The differing receptions reflect the division of opinions among Sadr City residents. Many of the neighborhood's perhaps 2 million residents have transferred to Sadr, 30, the respect accorded his late father, a senior cleric believed killed by Hussein's government. His militantly anti-occupation rhetoric appeals to the district's many unemployed young men, who in the months following the U.S. invasion were formed into the Mahdi Army.

Many other Shiite residents, however, regard Sadr as an upstart. These people follow more senior -- and more moderate -- clerics, especially Grand Ayatollah Ali Sistani. But in a showdown between a prominent cleric and U.S. forces, no Shiite cleric can side publicly with Iraq's occupiers, at least to judge by their public statements issued in the wake of the fighting.

The statements did not mention Sadr but condemned civilian casualties, an issue near the heart of the matter for many residents. U.S. commanders, however, place it lower on their list of concerns.

"I'm more concerned about making sure that we've applied combat power wherever it happens to be applied and no place else," Dempsey said. "But we didn't start this fight and had no choice but to finish it, and we did so as carefully as we could.

"You've been to Sadr City. It is a densely populated place."

And it appeared to change overnight. Monday dawned cool and clear. Men loitered on the sidewalk, feeling the rays of the sun and the pulse of the street, finely strung the morning after.

An Apache attack helicopter skimmed overhead, and two girls and a boy of grade-school age aimed their fingers toward it, shouting "Pow!
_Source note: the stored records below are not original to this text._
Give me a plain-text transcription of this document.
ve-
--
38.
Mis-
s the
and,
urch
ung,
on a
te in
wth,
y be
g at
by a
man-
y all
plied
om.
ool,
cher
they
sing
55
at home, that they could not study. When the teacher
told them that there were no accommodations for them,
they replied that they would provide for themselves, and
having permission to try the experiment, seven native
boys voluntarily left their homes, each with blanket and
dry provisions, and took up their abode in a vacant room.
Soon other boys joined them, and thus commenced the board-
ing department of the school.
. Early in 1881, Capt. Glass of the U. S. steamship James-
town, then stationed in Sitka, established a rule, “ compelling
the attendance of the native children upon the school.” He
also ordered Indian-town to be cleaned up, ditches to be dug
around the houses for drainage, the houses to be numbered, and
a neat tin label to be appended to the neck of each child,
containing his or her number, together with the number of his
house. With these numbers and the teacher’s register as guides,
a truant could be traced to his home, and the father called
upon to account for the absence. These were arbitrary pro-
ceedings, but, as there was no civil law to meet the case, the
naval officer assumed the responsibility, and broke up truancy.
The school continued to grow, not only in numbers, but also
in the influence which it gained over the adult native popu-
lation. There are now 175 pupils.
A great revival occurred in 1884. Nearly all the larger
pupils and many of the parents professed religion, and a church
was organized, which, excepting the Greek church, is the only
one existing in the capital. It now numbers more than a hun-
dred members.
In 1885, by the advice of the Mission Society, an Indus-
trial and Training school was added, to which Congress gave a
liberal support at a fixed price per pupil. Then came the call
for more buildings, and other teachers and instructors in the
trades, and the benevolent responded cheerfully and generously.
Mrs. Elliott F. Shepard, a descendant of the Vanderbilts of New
Pow! Pow!"

Two blocks from Sadr's headquarters, a column of oily black smoke went up from a tire burning in front of an M1-A1 Abrams tank. A torrent of children chucked rocks at it, as the turret swung back and forth in a metronome of menace.

A small boy ran down a side street shouting, "Jihad! Jihad!"

"Well, they see a lot of al-Jazeera [television] and they kind of emulate the Palestinians throwing rocks at the Israeli tanks," said Capt. George Lewis, standing behind a Bradley at the police station he had guarded since midnight.

In Chawadir Hospital, angry young men regarded the Palestinians as victims, not role models.

"They want to make us like Palestine, but no way," said Mohammad Abdulwahid, in a hospital ward where his uncle was the only patient not wounded the night before. "We will not be like Palestine."

Abdulwahid's gaze was flat as he contemplated the occupiers and vowed: "We will change their night into day."